NSF CAREER Award supports work in smart polymers
Assistant Professor of Mechanical Engineering Christopher Yakacki received a 2014 National Science Foundation CAREER Award. Yakacki’s CAREER award project, “A Two-Stage Processing Approach to Shape-Switching Liquid-Crystalline Elastomers for Biomedical Applications,” is a five-year investigation into the development of a reaction mechanism to tailor and manufacture liquid-crystalline elastomers (LCEs) for biomedical applications.
LCEs are a class of smart polymers that can repeatedly change shape and optical properties in response to a stimulus, such as heat or light. Traditionally, LCEs have been difficult to synthesize and manufacture for applications such as biomedical devices. This CAREER award is to investigate a new approach and reaction mechanism to tailor and manufacture these materials for biomedical applications, specifically shape-changing biomedical devices.

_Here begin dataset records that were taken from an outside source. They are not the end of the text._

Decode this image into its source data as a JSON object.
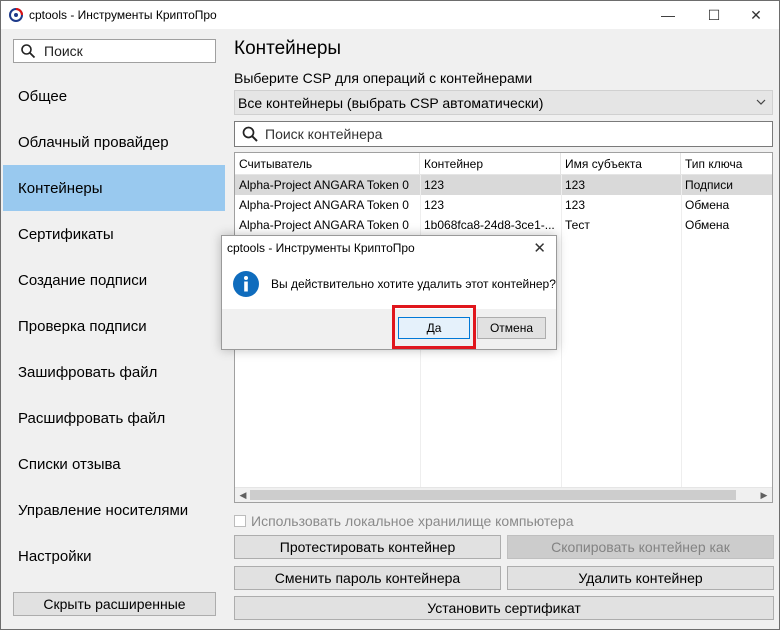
{
  "window": {
    "title": "cptools - Инструменты КриптоПро",
    "controls": {
      "minimize": "—",
      "maximize": "☐",
      "close": "✕"
    }
  },
  "sidebar": {
    "search_placeholder": "Поиск",
    "items": [
      {
        "label": "Общее",
        "active": false
      },
      {
        "label": "Облачный провайдер",
        "active": false
      },
      {
        "label": "Контейнеры",
        "active": true
      },
      {
        "label": "Сертификаты",
        "active": false
      },
      {
        "label": "Создание подписи",
        "active": false
      },
      {
        "label": "Проверка подписи",
        "active": false
      },
      {
        "label": "Зашифровать файл",
        "active": false
      },
      {
        "label": "Расшифровать файл",
        "active": false
      },
      {
        "label": "Списки отзыва",
        "active": false
      },
      {
        "label": "Управление носителями",
        "active": false
      },
      {
        "label": "Настройки",
        "active": false
      }
    ],
    "hide_button": "Скрыть расширенные"
  },
  "main": {
    "title": "Контейнеры",
    "csp_label": "Выберите CSP для операций с контейнерами",
    "csp_selected": "Все контейнеры (выбрать CSP автоматически)",
    "container_search_placeholder": "Поиск контейнера",
    "table": {
      "columns": [
        "Считыватель",
        "Контейнер",
        "Имя субъекта",
        "Тип ключа"
      ],
      "rows": [
        {
          "reader": "Alpha-Project ANGARA Token 0",
          "container": "123",
          "subject": "123",
          "key_type": "Подписи",
          "selected": true
        },
        {
          "reader": "Alpha-Project ANGARA Token 0",
          "container": "123",
          "subject": "123",
          "key_type": "Обмена",
          "selected": false
        },
        {
          "reader": "Alpha-Project ANGARA Token 0",
          "container": "1b068fca8-24d8-3ce1-...",
          "subject": "Тест",
          "key_type": "Обмена",
          "selected": false
        }
      ]
    },
    "local_storage_checkbox": "Использовать локальное хранилище компьютера",
    "buttons": {
      "test": "Протестировать контейнер",
      "copy": "Скопировать контейнер как",
      "change_password": "Сменить пароль контейнера",
      "delete": "Удалить контейнер",
      "install_cert": "Установить сертификат"
    }
  },
  "dialog": {
    "title": "cptools - Инструменты КриптоПро",
    "message": "Вы действительно хотите удалить этот контейнер?",
    "yes": "Да",
    "cancel": "Отмена",
    "close": "✕"
  },
  "colors": {
    "sidebar_active": "#99c9ef",
    "info_icon": "#0f6cbd",
    "highlight": "#e0161c"
  }
}
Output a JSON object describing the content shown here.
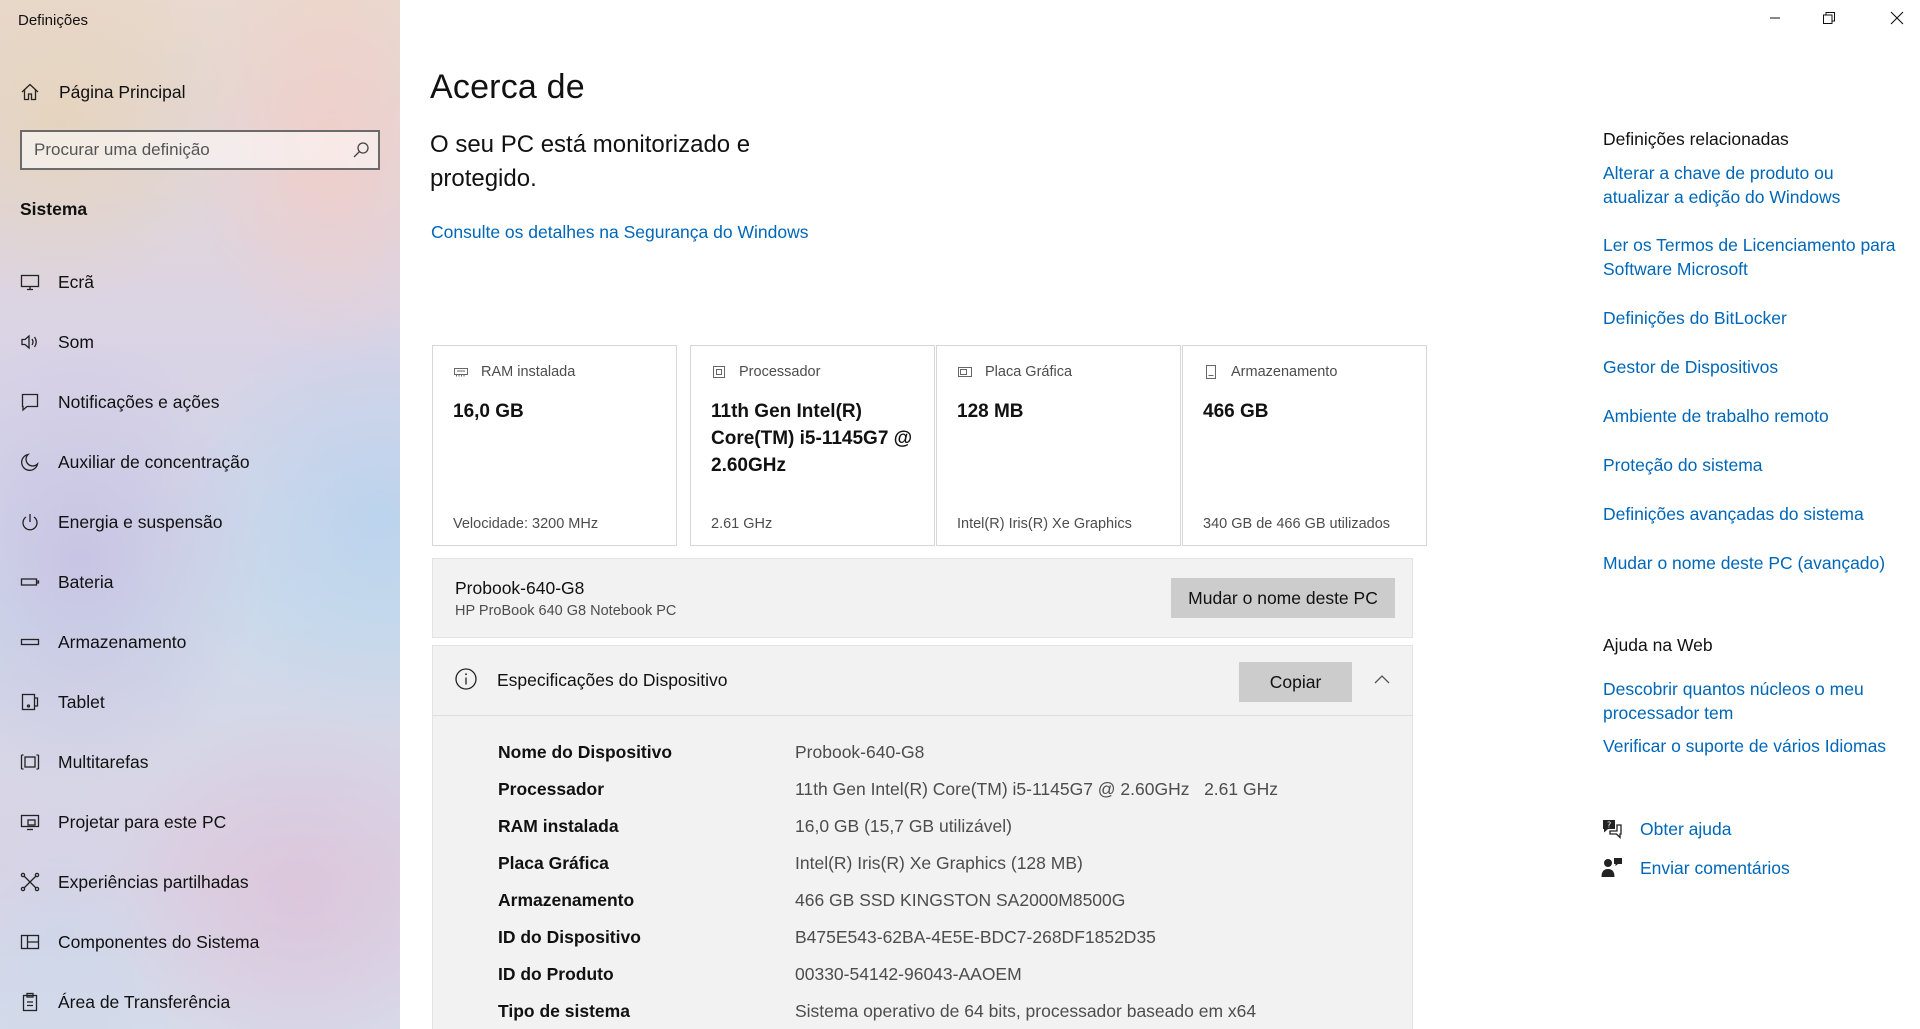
{
  "app": {
    "title": "Definições"
  },
  "sidebar": {
    "home_label": "Página Principal",
    "search_placeholder": "Procurar uma definição",
    "section_title": "Sistema",
    "items": [
      {
        "label": "Ecrã",
        "icon": "monitor-icon"
      },
      {
        "label": "Som",
        "icon": "speaker-icon"
      },
      {
        "label": "Notificações e ações",
        "icon": "notification-icon"
      },
      {
        "label": "Auxiliar de concentração",
        "icon": "moon-icon"
      },
      {
        "label": "Energia e suspensão",
        "icon": "power-icon"
      },
      {
        "label": "Bateria",
        "icon": "battery-icon"
      },
      {
        "label": "Armazenamento",
        "icon": "storage-icon"
      },
      {
        "label": "Tablet",
        "icon": "tablet-icon"
      },
      {
        "label": "Multitarefas",
        "icon": "multitask-icon"
      },
      {
        "label": "Projetar para este PC",
        "icon": "project-icon"
      },
      {
        "label": "Experiências partilhadas",
        "icon": "share-icon"
      },
      {
        "label": "Componentes do Sistema",
        "icon": "components-icon"
      },
      {
        "label": "Área de Transferência",
        "icon": "clipboard-icon"
      }
    ]
  },
  "main": {
    "title": "Acerca de",
    "protection_text": "O seu PC está monitorizado e protegido.",
    "security_link": "Consulte os detalhes na Segurança do Windows",
    "cards": [
      {
        "label": "RAM instalada",
        "value": "16,0 GB",
        "sub": "Velocidade: 3200 MHz",
        "icon": "ram-icon"
      },
      {
        "label": "Processador",
        "value": "11th Gen Intel(R) Core(TM) i5-1145G7 @ 2.60GHz",
        "sub": "2.61 GHz",
        "icon": "processor-icon"
      },
      {
        "label": "Placa Gráfica",
        "value": "128 MB",
        "sub": "Intel(R) Iris(R) Xe Graphics",
        "icon": "gpu-icon"
      },
      {
        "label": "Armazenamento",
        "value": "466 GB",
        "sub": "340 GB de 466 GB utilizados",
        "icon": "disk-icon"
      }
    ],
    "pc": {
      "name": "Probook-640-G8",
      "model": "HP ProBook 640 G8 Notebook PC",
      "rename_button": "Mudar o nome deste PC"
    },
    "specs": {
      "title": "Especificações do Dispositivo",
      "copy_button": "Copiar",
      "rows": [
        {
          "label": "Nome do Dispositivo",
          "value": "Probook-640-G8"
        },
        {
          "label": "Processador",
          "value": "11th Gen Intel(R) Core(TM) i5-1145G7 @ 2.60GHz   2.61 GHz"
        },
        {
          "label": "RAM instalada",
          "value": "16,0 GB (15,7 GB utilizável)"
        },
        {
          "label": "Placa Gráfica",
          "value": "Intel(R) Iris(R) Xe Graphics (128 MB)"
        },
        {
          "label": "Armazenamento",
          "value": "466 GB SSD KINGSTON SA2000M8500G"
        },
        {
          "label": "ID do Dispositivo",
          "value": "B475E543-62BA-4E5E-BDC7-268DF1852D35"
        },
        {
          "label": "ID do Produto",
          "value": "00330-54142-96043-AAOEM"
        },
        {
          "label": "Tipo de sistema",
          "value": "Sistema operativo de 64 bits, processador baseado em x64"
        }
      ]
    }
  },
  "related": {
    "heading": "Definições relacionadas",
    "links": [
      "Alterar a chave de produto ou atualizar a edição do Windows",
      "Ler os Termos de Licenciamento para Software Microsoft",
      "Definições do BitLocker",
      "Gestor de Dispositivos",
      "Ambiente de trabalho remoto",
      "Proteção do sistema",
      "Definições avançadas do sistema",
      "Mudar o nome deste PC (avançado)"
    ]
  },
  "web_help": {
    "heading": "Ajuda na Web",
    "links": [
      "Descobrir quantos núcleos o meu processador tem",
      "Verificar o suporte de vários Idiomas"
    ]
  },
  "support": {
    "get_help": "Obter ajuda",
    "send_feedback": "Enviar comentários"
  },
  "colors": {
    "link": "#0067b8",
    "button": "#cccccc",
    "panel": "#f2f2f2"
  }
}
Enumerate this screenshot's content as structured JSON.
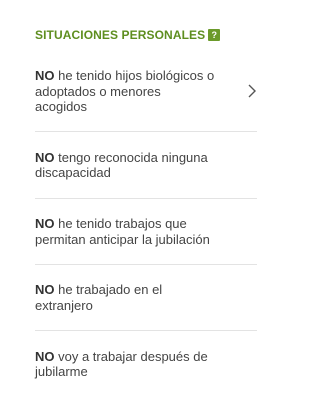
{
  "section": {
    "title": "SITUACIONES PERSONALES",
    "help_label": "?"
  },
  "items": [
    {
      "prefix": "NO",
      "text": " he tenido hijos biológicos o adoptados o menores acogidos",
      "has_chevron": true
    },
    {
      "prefix": "NO",
      "text": " tengo reconocida ninguna discapacidad",
      "has_chevron": false
    },
    {
      "prefix": "NO",
      "text": " he tenido trabajos que permitan anticipar la jubilación",
      "has_chevron": false
    },
    {
      "prefix": "NO",
      "text": " he trabajado en el extranjero",
      "has_chevron": false
    },
    {
      "prefix": "NO",
      "text": " voy a trabajar después de jubilarme",
      "has_chevron": false
    }
  ],
  "icons": {
    "help": "question-mark-icon",
    "chevron": "chevron-right-icon"
  },
  "colors": {
    "accent": "#5e8e1f",
    "help_badge": "#6b9a2a",
    "divider": "#e3e3e3",
    "text": "#444444"
  }
}
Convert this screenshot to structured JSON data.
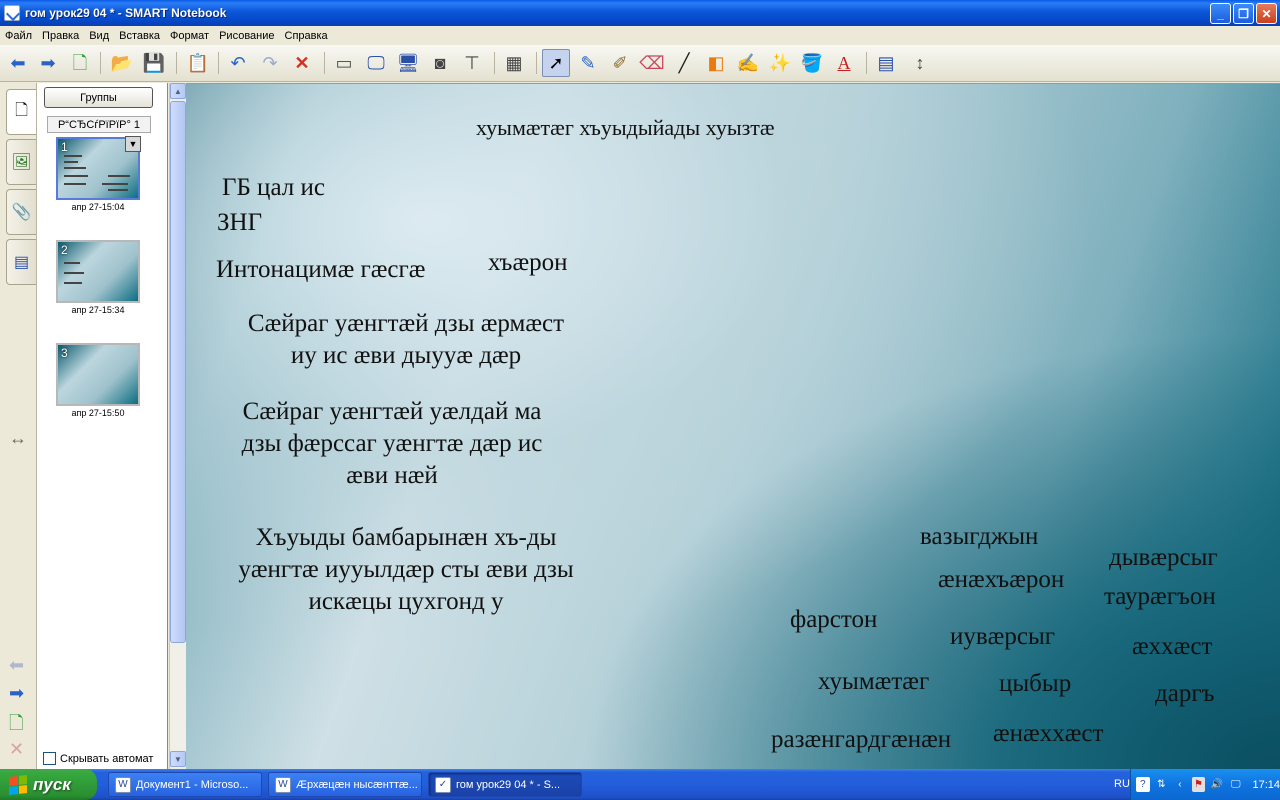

Yakacki’s CAREER award will also serve to create summer workshops for local high school students, which will give them a hands-on experience in how smart polymers can be used in biomedical applications. Using this new technology, Yakacki will apply his teaching and industry experience to design and develop interference devices for anterior cruciate ligament (ACL) tears, which also illustrates how the fields of mechanical engineering, materials science, and bioengineering can combine. He hopes to show that engineering isn’t a confined area of study, and that although there are individual degree programs, engineers often solve problems using an interdisciplinary approach. Through this endeavor, Yakacki wants to give students a better look at how a college education can lead to unique, real-world opportunities and experiences.